Rules formalizing the treatment of erroneous trades were adopted amid criticism by investors after exchanges and the Financial Industry Regulatory Authority voided transactions totaling 5.6 million shares in the market crash of May 6, 2010. Regulators added guidelines governing when sales or purchases of stock could be canceled after market makers said confusion about which trades would stand prevented them from acting.
Getco LLC, an automated trading firm, Blackstone Group LP (BX), brokerages Stifel Nicolaus & Co. (SF) and TD Ameritrade Holding Corp. (AMTD) and the investment banks Stephens Inc. and Jefferies paid $400 million on Aug. 6 for preferred stock that will convert into 267 million common shares. Knight, which closed at $10.33 the day before the trading error, ended yesterday’s session at $2.84.
The accidental trading at Knight follows the cancellation of an initial public offering by Bats Global Markets Inc. on March 23 and the May 18 IPO by Facebook Inc. (FB) on Nasdaq OMX Group Inc., which was marred by technology failures and delayed trade confirmations.
Knight’s episode underscores the challenges that Wall Street firms have faced updating and maintaining their computer systems.
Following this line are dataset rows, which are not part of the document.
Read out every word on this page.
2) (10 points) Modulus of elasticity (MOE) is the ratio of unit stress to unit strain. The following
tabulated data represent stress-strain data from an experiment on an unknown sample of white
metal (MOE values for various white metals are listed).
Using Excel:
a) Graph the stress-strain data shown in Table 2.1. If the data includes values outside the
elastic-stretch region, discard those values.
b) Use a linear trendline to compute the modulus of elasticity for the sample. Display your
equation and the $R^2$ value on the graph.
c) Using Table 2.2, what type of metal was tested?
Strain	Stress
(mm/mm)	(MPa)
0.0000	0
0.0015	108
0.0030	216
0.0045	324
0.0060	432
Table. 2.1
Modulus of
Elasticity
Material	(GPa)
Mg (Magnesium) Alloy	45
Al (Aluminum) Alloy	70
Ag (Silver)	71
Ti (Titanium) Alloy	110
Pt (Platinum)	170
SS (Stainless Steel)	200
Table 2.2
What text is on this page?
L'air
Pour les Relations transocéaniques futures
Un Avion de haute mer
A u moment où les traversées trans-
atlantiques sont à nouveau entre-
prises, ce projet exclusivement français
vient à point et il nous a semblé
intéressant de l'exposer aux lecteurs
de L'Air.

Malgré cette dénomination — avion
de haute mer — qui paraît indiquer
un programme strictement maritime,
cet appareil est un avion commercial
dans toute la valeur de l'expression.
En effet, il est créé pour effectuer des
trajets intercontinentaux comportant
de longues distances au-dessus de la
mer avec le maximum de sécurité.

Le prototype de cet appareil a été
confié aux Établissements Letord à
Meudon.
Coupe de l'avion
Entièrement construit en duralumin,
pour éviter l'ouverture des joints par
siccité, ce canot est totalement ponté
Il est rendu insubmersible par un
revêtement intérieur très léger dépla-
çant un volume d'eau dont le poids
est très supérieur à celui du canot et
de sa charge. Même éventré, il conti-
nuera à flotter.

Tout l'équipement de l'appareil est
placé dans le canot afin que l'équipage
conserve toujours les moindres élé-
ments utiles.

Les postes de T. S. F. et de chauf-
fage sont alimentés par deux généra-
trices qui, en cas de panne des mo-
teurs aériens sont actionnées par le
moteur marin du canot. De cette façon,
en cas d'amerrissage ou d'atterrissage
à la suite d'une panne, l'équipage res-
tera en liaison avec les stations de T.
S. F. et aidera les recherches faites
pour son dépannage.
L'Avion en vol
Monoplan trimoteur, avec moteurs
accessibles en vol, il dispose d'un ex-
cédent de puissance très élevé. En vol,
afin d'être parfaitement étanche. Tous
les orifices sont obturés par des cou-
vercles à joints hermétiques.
After Lehman Brothers Holdings Inc. collapsed in 2008, bankruptcy examiner Anton Valukas from law firm Jenner & Block LLP found that Lehman had “maintained a patchwork of over 2,600 software systems and applications.”
“The Examiner’s financial advisers ultimately requested access to 96 of the most relevant systems,” Valukas wrote in a report published in March 2010. “Many of Lehman’s systems were arcane, outdated or non-standard.”
Goldman Sachs Group Inc.’s technology staff accounted for 27 percent of its employee base in 2010, up from 16 percent in 2000, Chief Financial Officer David A. Viniar told investors at a conference in February 2011.